Create a Positive Credit History
Your credit report shows how well you managed your financial responsibilities during a certain time period. Negative information drops off over time, but the positive information remains. To establish a positive credit history and help improve credit scores:
- Consistently use your complete name. Providing complete, accurate and consistent identification on your credit applications helps set up your credit history correctly from the beginning. It also minimizes the chance that your credit file will be incomplete or mixed with another consumer’s file.
- Pay your bills on time. Most lenders look at the most recent information on a report. So if you’ve paid your accounts on time for the last two to three years, the lender may weigh that more heavily than a series of late payments from five years ago.
- Set up a budget, and live within it. In the age of self-help and empowerment, managing your finances should top your list.
- Review your credit report 60 to 90 days before making a major purchase.

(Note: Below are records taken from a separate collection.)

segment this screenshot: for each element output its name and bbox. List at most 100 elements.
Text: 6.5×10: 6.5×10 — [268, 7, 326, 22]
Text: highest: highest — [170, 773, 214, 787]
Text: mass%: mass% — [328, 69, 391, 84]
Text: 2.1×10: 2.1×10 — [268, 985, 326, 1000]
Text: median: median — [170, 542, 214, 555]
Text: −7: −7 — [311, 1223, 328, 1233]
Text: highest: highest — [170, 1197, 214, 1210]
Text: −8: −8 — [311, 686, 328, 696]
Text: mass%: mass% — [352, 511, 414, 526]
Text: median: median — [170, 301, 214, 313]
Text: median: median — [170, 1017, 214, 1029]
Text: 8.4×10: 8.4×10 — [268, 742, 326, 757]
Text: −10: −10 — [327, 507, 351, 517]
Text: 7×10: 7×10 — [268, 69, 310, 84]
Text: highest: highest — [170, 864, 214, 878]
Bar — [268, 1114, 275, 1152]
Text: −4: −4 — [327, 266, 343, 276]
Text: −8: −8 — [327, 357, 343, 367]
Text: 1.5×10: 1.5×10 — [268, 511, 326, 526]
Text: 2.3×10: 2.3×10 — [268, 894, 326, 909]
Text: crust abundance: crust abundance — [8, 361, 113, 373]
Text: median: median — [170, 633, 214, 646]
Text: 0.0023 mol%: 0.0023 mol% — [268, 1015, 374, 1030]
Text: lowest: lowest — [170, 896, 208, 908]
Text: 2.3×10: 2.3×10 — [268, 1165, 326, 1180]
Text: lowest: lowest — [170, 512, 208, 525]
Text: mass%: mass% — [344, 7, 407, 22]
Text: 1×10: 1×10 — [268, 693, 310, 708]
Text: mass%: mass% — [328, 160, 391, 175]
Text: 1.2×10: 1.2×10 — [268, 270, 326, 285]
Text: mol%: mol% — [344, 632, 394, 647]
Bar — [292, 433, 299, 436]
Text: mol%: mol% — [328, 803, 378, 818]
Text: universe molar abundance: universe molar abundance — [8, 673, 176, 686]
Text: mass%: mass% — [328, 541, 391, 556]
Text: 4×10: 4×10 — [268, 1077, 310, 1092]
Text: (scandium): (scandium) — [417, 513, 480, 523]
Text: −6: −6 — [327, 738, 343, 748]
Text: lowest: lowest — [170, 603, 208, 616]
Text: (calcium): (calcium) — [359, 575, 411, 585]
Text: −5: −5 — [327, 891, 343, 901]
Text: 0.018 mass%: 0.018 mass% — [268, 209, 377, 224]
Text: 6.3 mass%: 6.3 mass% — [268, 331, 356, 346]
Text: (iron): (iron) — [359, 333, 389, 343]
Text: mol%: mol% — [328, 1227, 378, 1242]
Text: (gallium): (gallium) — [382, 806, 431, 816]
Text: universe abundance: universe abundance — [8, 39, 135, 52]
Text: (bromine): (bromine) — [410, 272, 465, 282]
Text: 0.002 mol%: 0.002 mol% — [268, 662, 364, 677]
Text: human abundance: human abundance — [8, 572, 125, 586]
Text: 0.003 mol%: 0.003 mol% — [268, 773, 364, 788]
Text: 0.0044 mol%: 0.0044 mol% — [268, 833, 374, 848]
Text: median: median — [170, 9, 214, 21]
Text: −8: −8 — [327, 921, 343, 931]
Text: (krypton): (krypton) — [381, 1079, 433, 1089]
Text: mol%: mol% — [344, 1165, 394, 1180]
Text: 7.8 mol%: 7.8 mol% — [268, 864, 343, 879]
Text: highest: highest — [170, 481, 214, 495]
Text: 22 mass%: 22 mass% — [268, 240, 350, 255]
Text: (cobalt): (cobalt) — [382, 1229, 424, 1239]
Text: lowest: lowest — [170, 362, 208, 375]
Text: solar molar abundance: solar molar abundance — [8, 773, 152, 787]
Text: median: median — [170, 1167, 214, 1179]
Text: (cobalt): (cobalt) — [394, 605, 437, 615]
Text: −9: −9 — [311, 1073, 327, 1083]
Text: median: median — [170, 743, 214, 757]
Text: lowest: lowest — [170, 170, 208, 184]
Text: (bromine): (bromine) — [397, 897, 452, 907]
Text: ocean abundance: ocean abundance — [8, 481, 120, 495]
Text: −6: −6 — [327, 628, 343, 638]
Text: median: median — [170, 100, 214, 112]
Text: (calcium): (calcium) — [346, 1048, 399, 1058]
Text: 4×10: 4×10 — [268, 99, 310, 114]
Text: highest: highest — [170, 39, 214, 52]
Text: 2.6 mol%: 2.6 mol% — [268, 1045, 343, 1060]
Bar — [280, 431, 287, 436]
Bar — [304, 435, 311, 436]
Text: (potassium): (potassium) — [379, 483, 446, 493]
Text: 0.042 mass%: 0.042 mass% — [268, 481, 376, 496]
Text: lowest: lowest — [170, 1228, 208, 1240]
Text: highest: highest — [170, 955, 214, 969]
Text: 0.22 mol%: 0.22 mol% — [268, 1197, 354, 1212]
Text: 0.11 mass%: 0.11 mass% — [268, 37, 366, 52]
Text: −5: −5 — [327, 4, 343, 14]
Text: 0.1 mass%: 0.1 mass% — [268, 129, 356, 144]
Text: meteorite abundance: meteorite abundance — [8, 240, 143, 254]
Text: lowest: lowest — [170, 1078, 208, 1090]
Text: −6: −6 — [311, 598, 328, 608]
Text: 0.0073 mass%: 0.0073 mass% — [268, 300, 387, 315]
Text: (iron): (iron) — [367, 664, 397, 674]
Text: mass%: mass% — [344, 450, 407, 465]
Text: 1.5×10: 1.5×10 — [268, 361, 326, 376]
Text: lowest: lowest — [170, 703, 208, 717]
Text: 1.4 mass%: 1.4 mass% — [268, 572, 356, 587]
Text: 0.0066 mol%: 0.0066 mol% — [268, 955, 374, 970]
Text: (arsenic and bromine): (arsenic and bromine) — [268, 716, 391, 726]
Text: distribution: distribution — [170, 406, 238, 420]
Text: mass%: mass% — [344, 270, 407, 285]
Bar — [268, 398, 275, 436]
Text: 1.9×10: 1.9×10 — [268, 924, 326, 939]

If you begin to fall behind on your payments:
- Contact your lenders. Many will work with you to set up a different payment schedule or interest rate. Ignoring the situation will only add to your problems. It never hurts to ask.
- Pay your bills on time. If you have an overdue bill, an unpaid debt or a tax lien, pay it off. You may find it easier to pay one affordable consolidated loan rather than several accounts.
- Stop using credit until your finances are under control.
- Look to professionals if you need credit help or if you don’t have time to develop your own plan. Quality non-profit credit counseling organizations help consumers understand credit reports, contact creditors, manage debt and set up budgets. You also might find consumer credit help at your local community college or community center.
Become an Educated Consumer
Going to a credit repair clinic will not help improve credit scores. There is nothing any credit repair clinic can legally do for you — including removing inaccurate credit information — that you can’t do for yourself for free, and their fees can be substantial, ranging from hundreds to thousands of dollars.
The Credit Repair Organizations Act is a federal law that prohibits credit repair clinics from taking a consumer’s money until they have fully completed the services they promised. It also requires such firms to provide consumers with a written contract stating all the services to be provided and the terms and conditions of payment. Consumers have three days to withdraw from the contract.